Al contrario di quanto possiate pensare, farla non è affatto complicato, avrete bisogno solo di acqua e di albume d’uomo. Ed è proprio per questo motivo che abbiamo deciso di parlarvene, all’interno di questo articolo.
Quindi, nelle prossime righe, vi andremo a raccontare nei minimi dettagli quelli che sono i vari passaggi per realizzare proprio la barca di San Pietro. Inoltre, vi spiegheremo anche da che cosa è nata e qual è il valore che le è stato associato dai contadini.
Barca di San Pietro: Come si prepara il rituale per ricevere fortuna e prosperità

Prima di tutto, è importante sottolineare che la Barca di San Pietro è nato come un metodo popolare per prevedere quello che può essere il meteo della stagione estiva. Con il passare del tempo però, è andata ad ottenere un valore simbolico molto più ampio.
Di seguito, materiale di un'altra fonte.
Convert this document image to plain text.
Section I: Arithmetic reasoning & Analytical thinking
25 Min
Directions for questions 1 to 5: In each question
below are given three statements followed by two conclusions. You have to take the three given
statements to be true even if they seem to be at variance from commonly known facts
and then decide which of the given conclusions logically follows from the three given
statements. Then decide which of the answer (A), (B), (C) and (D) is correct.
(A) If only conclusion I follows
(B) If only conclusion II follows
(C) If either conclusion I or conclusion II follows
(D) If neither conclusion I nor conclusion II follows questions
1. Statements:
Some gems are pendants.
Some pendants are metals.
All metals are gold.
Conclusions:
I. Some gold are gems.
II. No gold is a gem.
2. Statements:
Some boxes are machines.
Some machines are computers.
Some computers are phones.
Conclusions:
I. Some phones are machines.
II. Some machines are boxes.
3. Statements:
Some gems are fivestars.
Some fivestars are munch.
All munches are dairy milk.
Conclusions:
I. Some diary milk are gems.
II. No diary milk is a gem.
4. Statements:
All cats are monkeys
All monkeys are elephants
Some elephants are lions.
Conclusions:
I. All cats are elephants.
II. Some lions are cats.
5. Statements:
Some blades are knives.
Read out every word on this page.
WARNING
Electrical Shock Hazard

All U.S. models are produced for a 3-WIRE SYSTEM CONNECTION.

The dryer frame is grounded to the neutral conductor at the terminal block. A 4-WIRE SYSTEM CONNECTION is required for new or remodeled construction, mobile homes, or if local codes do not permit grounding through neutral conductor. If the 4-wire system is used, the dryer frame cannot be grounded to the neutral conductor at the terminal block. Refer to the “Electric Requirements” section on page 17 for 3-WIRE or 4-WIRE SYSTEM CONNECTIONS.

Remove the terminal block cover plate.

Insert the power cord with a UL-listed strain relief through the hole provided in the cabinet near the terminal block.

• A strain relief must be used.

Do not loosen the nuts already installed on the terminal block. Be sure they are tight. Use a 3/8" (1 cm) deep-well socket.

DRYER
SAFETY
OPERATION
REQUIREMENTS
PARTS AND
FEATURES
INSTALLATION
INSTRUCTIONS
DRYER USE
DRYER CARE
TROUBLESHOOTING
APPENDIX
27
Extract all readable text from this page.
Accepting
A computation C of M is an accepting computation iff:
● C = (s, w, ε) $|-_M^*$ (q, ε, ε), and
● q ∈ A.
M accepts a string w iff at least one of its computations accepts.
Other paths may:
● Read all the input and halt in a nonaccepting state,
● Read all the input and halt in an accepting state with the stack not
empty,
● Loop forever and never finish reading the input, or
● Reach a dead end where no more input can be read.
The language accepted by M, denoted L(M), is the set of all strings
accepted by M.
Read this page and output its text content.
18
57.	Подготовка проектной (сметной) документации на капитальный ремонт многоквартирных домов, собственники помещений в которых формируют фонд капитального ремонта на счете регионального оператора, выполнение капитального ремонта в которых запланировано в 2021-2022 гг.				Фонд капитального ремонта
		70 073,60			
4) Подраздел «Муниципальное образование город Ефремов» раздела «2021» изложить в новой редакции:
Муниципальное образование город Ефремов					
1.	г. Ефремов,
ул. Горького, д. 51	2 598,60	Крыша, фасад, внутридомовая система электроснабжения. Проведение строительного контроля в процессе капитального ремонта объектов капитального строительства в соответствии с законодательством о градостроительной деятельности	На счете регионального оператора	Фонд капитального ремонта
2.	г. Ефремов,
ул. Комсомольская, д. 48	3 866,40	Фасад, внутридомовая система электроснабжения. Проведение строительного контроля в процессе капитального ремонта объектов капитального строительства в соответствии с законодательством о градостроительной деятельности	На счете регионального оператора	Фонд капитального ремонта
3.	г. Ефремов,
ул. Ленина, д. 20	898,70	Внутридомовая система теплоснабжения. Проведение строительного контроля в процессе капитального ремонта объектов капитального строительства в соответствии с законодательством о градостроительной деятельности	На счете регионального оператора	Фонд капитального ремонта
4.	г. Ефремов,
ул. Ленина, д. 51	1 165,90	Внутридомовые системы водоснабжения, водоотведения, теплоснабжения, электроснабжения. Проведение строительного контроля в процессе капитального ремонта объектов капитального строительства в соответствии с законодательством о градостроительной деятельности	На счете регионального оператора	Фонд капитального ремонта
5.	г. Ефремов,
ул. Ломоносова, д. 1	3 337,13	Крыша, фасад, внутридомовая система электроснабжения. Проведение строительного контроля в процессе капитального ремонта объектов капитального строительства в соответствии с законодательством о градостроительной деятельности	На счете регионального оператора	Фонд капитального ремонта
Per la preparazione avrete bisogno solamente di una caraffa trasparente, dell’acqua fredde e dell’albume di un uovo. Questi, dovranno essere lasciati all’aperto durante la sera del 28 giugno e il mattino seguente potrete notare come l’albume abbia preso la forma di una piccola vela.
A rendere il tutto ancora più simbolico è la forma dell’albume che va a cogliere dei significati differenti in base alla forma della vela. Se le vele sono ampie e aperte promettono giornate fortunate e serene. Se invece sono sottili o chiusi, significa che ci potrebbero essere delle piogge o dei cambiamenti.
In alcune zone del Paese, come nel bergamasco, la forma delle vele viene associata a dei significati meno generali e più legati a quella che è la vita personale di chi ha realizzato la barca. Se la forma è particolare significa che è in arrivo l’amore, attraverso il matrimonio o persino la nascita di un bambino.
Questa vela viene creata attraverso una formula scientifica, che parte dall’escursione termica tra il giorno e la notte. Che favorisce la condensazione dell’albume, e quindi la coagulazione delle proteine. Ma secondo una leggenda, è San Pietro che soffia all’interno della caraffa per segnare la strada dei fedeli.